I think also there is a cliché – but like most clichés a true one – that there’s this thing in the Midwest which amounts to a kind of enforced humility. Sometimes a mock humility, but the nevertheless a sense of you shouldn’t toot your own horn too much. And I think that has stuck with me.

And then of course the particulars of my parents and my family background entirely apart from the Midwest – or Omaha particularly – has had a dramatic influence on my life. I grew up in a household with lots of books just around, and with lots of music being played around.

My parents went to the local community theater. So the sense that there was a culture out there beyond what was on television was extremely important and sort of to the degree I’ve made a life and a culture in _________. Those were important.

In particular my mother; but both of my parents. I don’t want to undersell my father’s influence. But my mother, who was kind of an amateur Willa Cather scholar, and just a voracious reader. Both my parents sort of privileged books and reading very highly. So I was hard wired with that same sense very early on.

Not really a pivotal moment in my child. . . . There were moments that could have gone wrong. I sort of avoided the negative pivotal moments, if you will. But there wasn’t a moment where I suddenly thought, “Aha! I understand. I should be decent and civilized to people.” Or, “I should read.” No. It was a boringly untroubled childhood, so there was no pivotal moment. It was pleasant and without much in the way of epiphany. I had the various kind of random thoughts that children have.

I was told by my parents once that a radiologist was, and that it was just a matter of looking at x-rays. And I thought that sounded good. But I guess I thought I might be a scientist of some sort as a little kid.

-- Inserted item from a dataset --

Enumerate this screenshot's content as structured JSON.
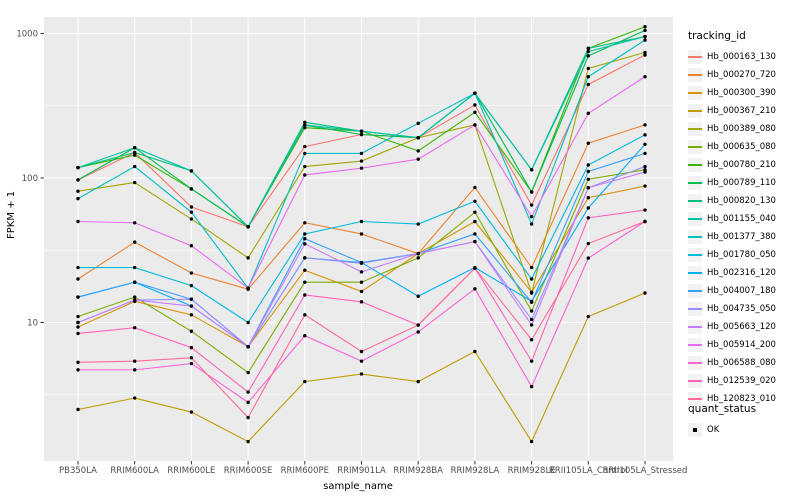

I began writing in the school newspaper and things like that when I was in junior high school. And I guess I probably began imagining that I could have a life as a writer. But when I left Omaha for college, I imagined that I would be some kind of academic. It wasn’t until I got to an academic environment until I realized, “I don’t think so.” And indeed the fact that I could write, that my professors and teachers at college thought I wrote well, made me think, “Well then, maybe I could write.”